Nokia has closed the books on its unlucky foray into digital health devices and services, and with it, a business is marking its return to the world of startups. Today, the Finnish telecoms giant announced that it has closed the sale of its digital health division, along with 200 employees, to Eric Carreel, the former chairman and co-founder of Withings. Now Carreel plans to relaunch the business once again under the Withings brand by the end of this year, with products focused on preventive health.
Withings had formed the core of Nokia’s digital health business after it acquired the company, famous for its smart scales, in 2016 for €170 million. Nokia later rebranded the business as Nokia Digital Health.
“I am delighted to start working again with the brilliant teams that made the brand such a great success” said Carreel in a statement. “We have an exciting challenge ahead of us as we continue to push the boundaries of connected health.”
The deal comes less than a month after Nokia announced that it had entered into exclusive negotiations with Carreel for the sale, part of a larger reorganization at the company to refocus away from unprofitable businesses.
There were no financial terms revealed in the sale, nor any details about how the new Withings will be financed. (We are asking.) In its previous incarnation as a startup before its exit to Nokia, Withings had raised just under $34 million with investors including Bpifrance, Ininvest and and Ventech starting in 2008. The new startup will be based out of Paris with operations also in the U.S. and Asia.
Alongside the news about Withings, there are some executive changes at Nokia, too.
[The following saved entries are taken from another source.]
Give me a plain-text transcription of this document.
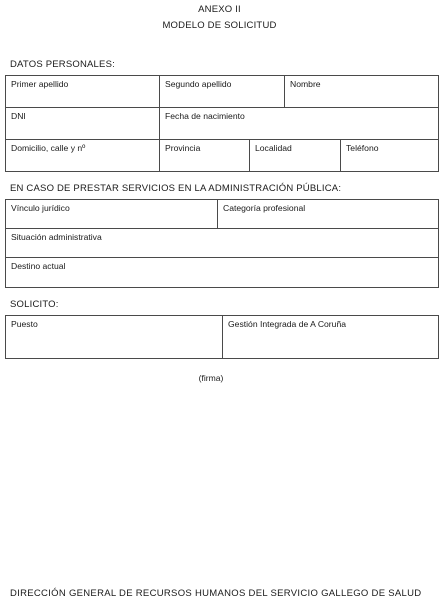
ANEXO II
MODELO DE SOLICITUD
DATOS PERSONALES:
Primer apellido	Segundo apellido		Nombre	
DNI	Fecha de nacimiento			
Domicilio, calle y nº	Provincia	Localidad		Teléfono
EN CASO DE PRESTAR SERVICIOS EN LA ADMINISTRACIÓN PÚBLICA:
Vínculo jurídico	Categoría profesional
Situación administrativa
Destino actual
SOLICITO:
Puesto	Gestión Integrada de A Coruña
(firma)
DIRECCIÓN GENERAL DE RECURSOS HUMANOS DEL SERVICIO GALLEGO DE SALUD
Gregory Lee — who joined the Nokia Technologies division in part to restructure the business by hiving off unprofitable operations like digital health — is now leaving the company altogether. Maria Varsellona, who is the company’s Chief Legal Officer, will now also be the president of Nokia Technologies.
This change makes some (disheartening) sense: Nokia has a huge trove of patents from its long history, which included helping forge and for a long time leading the mobile phone industry. While Nokia’s mobile phone business eventually collapsed, quite dramatically, it has held on to a number of patents, and has added to that in recent years. And this is why it is unsurprising to have Nokia’s legal head also leading its Technologies division: it shows where the company’s priorities are today.
Back at Withings, in addition to connected scales, the company today makes activity tracking watches, blood pressure monitors, a smart thermometer, and a sleep tracking pad, which work with an app it calls Health Mate. The focus on preventive health sounds like it will keep all of these in place.
The story of hardware startups is one of many optimistic and often exciting ideas, but also a lot of failures, as the realities set in of developing supply chains, trying to find the right economies of scale and of course finding customers for your shiny new gadgets. Withings is some way out of the initially hard part of simply getting products designed, working, made and out into the market, but it will still have to contend with keeping the business operating and growing — challenges that Nokia clearly could not surmount.
One thing in its favor is the rise of AI and the general expansion of possibilities that come with all the data that can now be collected. Putting aside clunkers like Theranos, a number of startups — such as Ava, which is focusing on women’s health — have been exploring not just what kind of data they can gather from wearables and other devices, but how to “read” that data and match it up with new understanding about disease pathology and health, to gain more insights about us and how we work.
This seems to be the direction that Withings hopes to go, too.
“We are still only just starting to discover what connected health can really bring to people,” said Carreel in a statement. “From now on we must concentrate our efforts on developing tools capable of advanced measurements and the associated services that can help prevent chronic health conditions. Today’s technologies allow us to imagine solutions that have the potential to benefit the lives of millions of people, and our ambition is to ensure that we, as Withings, lead the way with technological advances and intuitive designs.”